Something moved from where the Cursed One had last stood.
"Oh, give me a break," I muttered. I looked around for weapons. I found both of my pistols, put the thumb safeties on, and shoved them in my waistband. Abomination was still where Thrall had dropped it. Empty, but it still had a good bayonet. I walked toward the shape that was moaning in the pile of burnt garbage that had been my enemy.
I held the shotgun like a spear, silver blade extended. Kicking aside the charred mess, I searched for the movement. The remainder of Lord Machado's body had turned to ash, and was slowly blowing away in the wind. I saw small glints of the armored breastplate sticking out from under the cinders. It rocked slightly. I readied myself.

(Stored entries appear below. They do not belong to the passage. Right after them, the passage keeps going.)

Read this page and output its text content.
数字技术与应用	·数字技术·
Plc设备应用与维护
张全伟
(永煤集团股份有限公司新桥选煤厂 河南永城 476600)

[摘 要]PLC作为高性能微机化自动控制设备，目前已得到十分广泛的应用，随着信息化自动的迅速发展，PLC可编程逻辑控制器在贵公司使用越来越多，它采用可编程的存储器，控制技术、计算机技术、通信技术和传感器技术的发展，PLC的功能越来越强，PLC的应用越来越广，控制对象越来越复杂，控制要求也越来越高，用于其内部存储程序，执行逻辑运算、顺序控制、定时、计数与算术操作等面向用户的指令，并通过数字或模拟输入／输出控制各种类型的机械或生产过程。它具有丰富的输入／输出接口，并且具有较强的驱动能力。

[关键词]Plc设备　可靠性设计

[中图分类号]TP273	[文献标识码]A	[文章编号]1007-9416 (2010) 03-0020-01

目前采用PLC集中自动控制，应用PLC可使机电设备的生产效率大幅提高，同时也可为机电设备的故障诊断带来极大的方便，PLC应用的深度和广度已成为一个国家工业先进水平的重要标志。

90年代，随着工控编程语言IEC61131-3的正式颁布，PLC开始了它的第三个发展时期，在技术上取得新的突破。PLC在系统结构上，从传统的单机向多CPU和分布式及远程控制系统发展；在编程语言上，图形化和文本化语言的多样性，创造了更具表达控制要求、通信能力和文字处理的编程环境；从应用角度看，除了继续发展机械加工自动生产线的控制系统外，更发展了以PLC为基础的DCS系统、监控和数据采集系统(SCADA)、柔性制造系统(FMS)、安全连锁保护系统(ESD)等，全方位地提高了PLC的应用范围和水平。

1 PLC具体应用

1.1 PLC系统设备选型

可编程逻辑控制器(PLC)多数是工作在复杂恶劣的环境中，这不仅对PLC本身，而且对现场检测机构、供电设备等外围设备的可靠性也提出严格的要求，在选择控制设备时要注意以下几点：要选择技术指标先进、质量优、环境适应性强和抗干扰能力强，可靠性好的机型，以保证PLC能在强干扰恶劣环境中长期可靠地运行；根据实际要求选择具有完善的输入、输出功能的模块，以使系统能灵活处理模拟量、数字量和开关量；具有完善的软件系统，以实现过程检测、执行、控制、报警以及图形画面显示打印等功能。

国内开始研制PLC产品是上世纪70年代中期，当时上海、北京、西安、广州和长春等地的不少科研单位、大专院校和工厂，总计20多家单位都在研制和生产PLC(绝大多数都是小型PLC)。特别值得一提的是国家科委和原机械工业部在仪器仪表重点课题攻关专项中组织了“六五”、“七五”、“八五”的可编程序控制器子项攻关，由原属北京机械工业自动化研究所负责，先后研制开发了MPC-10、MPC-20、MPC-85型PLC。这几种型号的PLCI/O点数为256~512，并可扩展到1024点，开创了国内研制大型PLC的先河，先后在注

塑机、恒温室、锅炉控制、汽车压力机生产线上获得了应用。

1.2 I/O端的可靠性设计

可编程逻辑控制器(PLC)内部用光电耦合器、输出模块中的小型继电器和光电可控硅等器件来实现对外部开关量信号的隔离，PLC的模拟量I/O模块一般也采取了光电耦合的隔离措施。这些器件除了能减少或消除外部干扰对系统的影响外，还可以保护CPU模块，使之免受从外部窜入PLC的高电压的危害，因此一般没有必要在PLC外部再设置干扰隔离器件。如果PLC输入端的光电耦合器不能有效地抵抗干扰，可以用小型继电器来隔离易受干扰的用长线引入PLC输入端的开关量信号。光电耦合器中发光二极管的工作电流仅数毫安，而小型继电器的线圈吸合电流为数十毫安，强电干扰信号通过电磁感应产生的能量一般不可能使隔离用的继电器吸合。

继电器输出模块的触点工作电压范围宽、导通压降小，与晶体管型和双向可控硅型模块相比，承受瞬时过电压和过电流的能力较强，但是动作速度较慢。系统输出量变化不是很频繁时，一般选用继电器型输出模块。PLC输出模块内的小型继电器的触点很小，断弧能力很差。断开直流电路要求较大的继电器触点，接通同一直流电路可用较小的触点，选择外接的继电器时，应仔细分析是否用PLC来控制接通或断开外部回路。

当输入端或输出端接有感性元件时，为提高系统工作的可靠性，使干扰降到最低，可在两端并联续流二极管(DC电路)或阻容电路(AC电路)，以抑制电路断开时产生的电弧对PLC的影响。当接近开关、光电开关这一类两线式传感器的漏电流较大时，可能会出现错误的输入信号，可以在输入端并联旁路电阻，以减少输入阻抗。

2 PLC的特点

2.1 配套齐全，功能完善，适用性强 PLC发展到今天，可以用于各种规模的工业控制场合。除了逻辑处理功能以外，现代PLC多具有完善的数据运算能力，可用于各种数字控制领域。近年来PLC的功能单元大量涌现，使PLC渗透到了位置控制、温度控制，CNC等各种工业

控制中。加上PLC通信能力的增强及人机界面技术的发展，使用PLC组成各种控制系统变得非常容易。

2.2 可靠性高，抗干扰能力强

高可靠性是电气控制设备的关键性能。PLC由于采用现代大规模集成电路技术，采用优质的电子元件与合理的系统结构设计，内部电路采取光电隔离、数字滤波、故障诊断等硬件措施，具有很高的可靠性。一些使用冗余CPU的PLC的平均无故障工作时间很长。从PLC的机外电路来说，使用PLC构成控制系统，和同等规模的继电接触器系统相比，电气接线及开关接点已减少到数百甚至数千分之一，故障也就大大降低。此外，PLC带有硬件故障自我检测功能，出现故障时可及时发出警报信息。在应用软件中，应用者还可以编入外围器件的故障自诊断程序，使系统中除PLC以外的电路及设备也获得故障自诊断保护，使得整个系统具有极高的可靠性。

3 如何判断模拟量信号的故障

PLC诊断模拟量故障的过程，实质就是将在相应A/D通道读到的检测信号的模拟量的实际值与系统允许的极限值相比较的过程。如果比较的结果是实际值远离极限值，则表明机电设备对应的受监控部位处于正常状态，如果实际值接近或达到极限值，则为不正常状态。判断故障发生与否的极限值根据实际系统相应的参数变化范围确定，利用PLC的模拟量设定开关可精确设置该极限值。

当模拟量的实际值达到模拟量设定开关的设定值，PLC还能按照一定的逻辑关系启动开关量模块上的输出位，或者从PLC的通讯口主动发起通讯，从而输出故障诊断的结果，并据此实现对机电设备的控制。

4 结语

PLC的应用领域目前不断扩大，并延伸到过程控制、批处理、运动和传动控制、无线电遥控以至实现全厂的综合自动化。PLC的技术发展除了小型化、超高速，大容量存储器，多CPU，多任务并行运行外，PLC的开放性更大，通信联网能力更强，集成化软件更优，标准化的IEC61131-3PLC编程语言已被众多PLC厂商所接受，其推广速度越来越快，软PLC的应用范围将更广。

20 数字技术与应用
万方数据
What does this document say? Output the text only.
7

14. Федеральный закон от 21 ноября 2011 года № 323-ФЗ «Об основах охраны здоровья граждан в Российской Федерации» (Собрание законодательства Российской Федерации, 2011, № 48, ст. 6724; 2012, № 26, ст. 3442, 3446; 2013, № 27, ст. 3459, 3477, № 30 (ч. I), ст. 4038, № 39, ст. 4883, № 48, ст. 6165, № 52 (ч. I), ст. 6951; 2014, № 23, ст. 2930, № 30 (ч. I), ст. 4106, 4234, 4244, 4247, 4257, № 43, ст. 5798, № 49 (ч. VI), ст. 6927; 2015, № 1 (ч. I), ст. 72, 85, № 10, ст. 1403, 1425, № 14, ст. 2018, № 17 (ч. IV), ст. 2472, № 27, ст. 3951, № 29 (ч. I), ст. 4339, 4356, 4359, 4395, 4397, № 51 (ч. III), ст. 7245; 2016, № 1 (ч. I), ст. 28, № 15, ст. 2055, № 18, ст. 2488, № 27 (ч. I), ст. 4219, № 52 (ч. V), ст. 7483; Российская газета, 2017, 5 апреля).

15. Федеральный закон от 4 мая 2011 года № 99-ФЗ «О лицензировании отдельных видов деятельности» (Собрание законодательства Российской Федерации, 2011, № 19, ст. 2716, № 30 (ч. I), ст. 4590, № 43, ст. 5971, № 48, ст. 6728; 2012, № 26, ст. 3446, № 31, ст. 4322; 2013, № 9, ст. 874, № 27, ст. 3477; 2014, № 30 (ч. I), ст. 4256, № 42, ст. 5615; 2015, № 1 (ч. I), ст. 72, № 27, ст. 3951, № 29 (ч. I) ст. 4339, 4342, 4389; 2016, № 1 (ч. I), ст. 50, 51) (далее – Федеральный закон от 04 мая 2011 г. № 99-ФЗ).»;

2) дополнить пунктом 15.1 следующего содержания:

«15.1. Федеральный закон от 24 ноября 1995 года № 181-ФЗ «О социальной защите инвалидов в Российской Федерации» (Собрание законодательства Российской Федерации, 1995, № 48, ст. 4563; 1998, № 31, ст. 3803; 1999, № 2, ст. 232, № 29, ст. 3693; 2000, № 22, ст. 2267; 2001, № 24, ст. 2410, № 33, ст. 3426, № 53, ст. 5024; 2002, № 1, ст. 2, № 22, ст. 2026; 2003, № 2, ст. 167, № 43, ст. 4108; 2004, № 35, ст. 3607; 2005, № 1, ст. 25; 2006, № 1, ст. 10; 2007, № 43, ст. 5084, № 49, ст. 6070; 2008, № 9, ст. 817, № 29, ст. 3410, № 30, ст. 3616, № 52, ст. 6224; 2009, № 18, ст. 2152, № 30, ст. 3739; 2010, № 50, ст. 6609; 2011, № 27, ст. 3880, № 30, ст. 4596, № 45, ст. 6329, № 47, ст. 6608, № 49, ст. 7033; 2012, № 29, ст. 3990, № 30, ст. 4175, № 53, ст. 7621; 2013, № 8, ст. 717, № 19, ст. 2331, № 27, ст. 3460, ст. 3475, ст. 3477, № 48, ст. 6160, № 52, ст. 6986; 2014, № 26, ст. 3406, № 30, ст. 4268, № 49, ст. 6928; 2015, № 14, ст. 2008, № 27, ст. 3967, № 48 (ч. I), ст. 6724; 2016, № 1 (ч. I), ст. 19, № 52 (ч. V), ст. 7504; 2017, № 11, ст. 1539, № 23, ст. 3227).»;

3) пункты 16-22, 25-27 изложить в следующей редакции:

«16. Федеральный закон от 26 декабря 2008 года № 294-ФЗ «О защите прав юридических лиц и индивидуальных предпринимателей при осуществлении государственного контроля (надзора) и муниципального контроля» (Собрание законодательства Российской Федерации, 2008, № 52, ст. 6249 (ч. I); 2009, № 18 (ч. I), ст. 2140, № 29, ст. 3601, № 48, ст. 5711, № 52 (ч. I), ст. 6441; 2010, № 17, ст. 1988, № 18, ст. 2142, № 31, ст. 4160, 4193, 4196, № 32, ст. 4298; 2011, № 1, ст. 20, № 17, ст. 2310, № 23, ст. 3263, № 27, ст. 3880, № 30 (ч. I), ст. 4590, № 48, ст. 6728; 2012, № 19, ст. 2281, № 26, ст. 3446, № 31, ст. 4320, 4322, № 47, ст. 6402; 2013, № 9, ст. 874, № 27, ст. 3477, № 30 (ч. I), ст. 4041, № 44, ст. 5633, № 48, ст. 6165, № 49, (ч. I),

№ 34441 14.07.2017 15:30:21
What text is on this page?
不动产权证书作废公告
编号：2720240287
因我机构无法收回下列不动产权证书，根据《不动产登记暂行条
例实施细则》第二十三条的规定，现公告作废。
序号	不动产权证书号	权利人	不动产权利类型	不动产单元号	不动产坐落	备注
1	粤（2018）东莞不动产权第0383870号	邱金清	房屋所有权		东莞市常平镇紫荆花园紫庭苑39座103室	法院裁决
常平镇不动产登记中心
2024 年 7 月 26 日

Slowly, shakily, a person emerged from the remains. He was a short man, and his features were hard to distinguish beneath the soot. He was naked except for the remaining armor, and a few tatters of the once opulent robe. He struggled weakly to his hands and knees, a tiny creature amongst the ruins of his former body.
I waited.
He spoke slowly, not used to forming words. The medieval Portuguese was still very familiar in my mind.
"The curse is lifted. I am a man again. Human at last."
"Yup."
He looked at his hands in wonder, and brushed the ash away from his skin. He began to cry, tears rolling down the soot. "Five hundred years of torment. I am free. You have freed me from my curse… Somehow it is broken."
I tied Abomination's tattered strap over one shoulder and drew the full-size.45 from my waistband. The click of the safety was eerily loud. I carefully put the front sight in place and placed my finger on the face of the trigger. He looked up at me warily. "But… but I have been redeemed."
"I'm not in the redemption business."
BOOM.
A hole appeared in his forehead. The silver bullet mushroomed perfectly through his brain tissue and ruptured out the back of his skull in a spray of red and white. The single brass case bounced on the ground. A thin line of blood fell from the entrance wound. Lord Machado's eyes rolled slowly back into his head and he flopped into the ash.
I kept the gun on him. His leg kicked spasmodically a few times. There was no magic. He was not coming back.
Lord Machado was dead.
I slowly lowered the gun to my side. It was over.
The pyramid shook violently. I stumbled, but somehow managed to stay upright. In the distance the edges of the little valley began to disintegrate, collapsing as the unnatural force that sustained the pocket dimension began to dissipate. Trees dropped through the ground, disappearing in showers of dirt and snow. Gravity was a jealous bitch.
I sprinted for Julie. I lifted her into my arms and looked around. The spot where we had entered the little world was gone. The portal was no longer there. The rocks that had supported it were now plummeting hundreds of feet to the earth below. It was shrinking fast, and the ground was falling away, forming a boundary that was heading quickly for the ivory pyramid.
If only I had a parachute.
Hell, I didn't even have a shirt. I might as well have wished for a rocket pack. I wasn't exactly James Bond here.
We were going to die. The artificial ground was gone now. Only the ruins remained. My footing slipped as the pyramid began to shift wildly, the last vestiges of ancient magic fleeing. The structure dropped for what seemed an eternity, only to slam to a halt, shiver and quake, and then drop again. This halt was especially violent, and I knew that it was our last.